Indian civil servant

Dr. Anand Prakash Maheshwari (born 1961) is an IPS officer of 1984 batch, Uttar Pradesh cadre. His professional career as a soldier and policeman culminated as the Head of the largest paramilitary force in India - The Central Reserve Police Force. Post retirement, he was appointed as the Advisor to Hon'ble Lieutenant Governor, Puducherry.
He worked in this capacity till the formation of the State government.

==Education==
An alumnus of Sri Ram College of Commerce, Maheshwari post graduated as MBA, ACS and ACWA before getting inducted into IPS. Later on, during the service, he completed his Doctorate (Ph.D) in Sociology on the subject ‘Management of Communal Violence-Social Conflict Resolution’.

==Career==
Maheshwari has spent most of his professional career in Uttar Pradesh working as Police Chief in towns of Moradabad, Kanpur, Allahabad and Gorakhpur and also headed Law & Order as well as Vigilance wings of UP Police. He has also worked in Intelligence, Security, Economic Offences, CID, Training & Human Rights divisions of the State Police. He has worked with CRPF on counter insurgency grids of Assam, Kashmir and the states affected by left wing extremism. He has worked in BSF as ADG, BSF Academy/Training and SDG Operations. He has also served as the Director General of Bureau of Police Research & Development, New Delhi and as the Special Secretary (Internal Security), in the Ministry of Home Affairs, Government of India.

==Specializations==
Dr. Maheshwari specialises in a range of subjects that include leadership, interpersonal relationships, human rights, communal harmony, besides Police Operations from institutions such as London Business School, IIM Ahmadabad, IIPA New Delhi and National Police Academy, Hyderabad. In addition, he is experienced in policing domains such as Counter Insurgency, Homeland Security, Crisis Management, Correctional Administration and Community Policing to Border management.

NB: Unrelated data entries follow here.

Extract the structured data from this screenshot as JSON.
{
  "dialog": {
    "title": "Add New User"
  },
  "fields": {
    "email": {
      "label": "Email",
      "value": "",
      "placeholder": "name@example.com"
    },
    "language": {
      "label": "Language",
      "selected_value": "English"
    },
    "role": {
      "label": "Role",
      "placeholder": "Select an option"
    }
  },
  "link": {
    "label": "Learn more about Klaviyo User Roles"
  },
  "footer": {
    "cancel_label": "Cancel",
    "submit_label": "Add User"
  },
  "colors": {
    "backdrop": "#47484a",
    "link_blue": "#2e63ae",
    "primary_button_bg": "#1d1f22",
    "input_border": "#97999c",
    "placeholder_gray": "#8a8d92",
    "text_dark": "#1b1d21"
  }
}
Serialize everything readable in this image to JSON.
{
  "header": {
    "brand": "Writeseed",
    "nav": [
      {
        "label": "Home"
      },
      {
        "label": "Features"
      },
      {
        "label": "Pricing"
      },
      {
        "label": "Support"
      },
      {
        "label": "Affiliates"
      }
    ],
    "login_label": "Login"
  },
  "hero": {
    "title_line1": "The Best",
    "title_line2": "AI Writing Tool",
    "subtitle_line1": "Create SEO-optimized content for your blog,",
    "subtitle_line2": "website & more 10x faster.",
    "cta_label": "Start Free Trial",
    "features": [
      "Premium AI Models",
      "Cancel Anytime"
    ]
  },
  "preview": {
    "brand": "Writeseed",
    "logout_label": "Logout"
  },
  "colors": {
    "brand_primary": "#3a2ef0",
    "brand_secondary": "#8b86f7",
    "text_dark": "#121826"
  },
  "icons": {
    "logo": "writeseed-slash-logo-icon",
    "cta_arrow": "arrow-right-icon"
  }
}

As part of his self internalization process, he underwent programs on ‘Inner Engineering’ and ‘Bhav Spandan’ from the Isha Foundation, Coimbatore as well as on ‘Yoga and Naturopathy as a Way of Life’ from the Haridwar-based Patanjali Yoga Peeth.

==Decorations==
Dr. Maheshwari has been the recipient of a number of recognitions which include the President’s Police Medal for Distinguished Service, Police Medal for Gallantry and Police Medal for Meritorious Service. As Head of CRPF, he was also felicitated by President of India on behalf of ECI for excellence in security management during General Elections.

==Community Connections==
Maheshwari put his activity based services in the assembly line of many NGOs that included ANKUR, AIHASAS (UP), ARUSHI (New Delhi), and RAHAT GHAR project of Jammu & Kashmir for the cause of neglected segments of society such as street children, orphans and widows of militancy, drug addicts and senior citizens. Its aim was to recognise their struggles, channeling socio-economic efforts for their betterment.

==Creative Pursuits ==
Maheshwari has also explored the fields of photography, rural craft, creativity from waste and organic farming, with his fondness for these disciplines rooted in his childhood connection to villages in Rajasthan, ‘Kadel’ in particular.

==Literary life==
Penning down his real life experiences, Dr. Maheshwari has authored more than a dozen books, the latest one being "HUKUM"- 2020 (LiFi Publications, New Delhi). A recipient of the Govind Ballav Pant Award, his books and anthologies have been fore-worded by luminaries like Dr. APJ Abdul Kalam, former President of India, Ved Marwah, former Governor of Manipur, Gen. V K Singh, former Army Chief, Ruskin Bond, and Kuldeep Nayar and Chandan Mitra, well known journalists.
He has devoted two books each to the subjects of Communalism, Insurgency and Cancer patients. "Into the Oblivion" is a narrative on the real-life story of a cancer patient with a focus on life style management and tips for the care takers. He has also dedicated one book each to old age (Salt ‘n’ Pepper) and childhood memories in the eponymous ‘Childhood Nostalgia’.
Fluent in English and Hindi, Maheshwari has also published over 40 articles in newspapers and journals like Times of India, Hindustan Times, Indian Police Journal and National Police Academy Journal.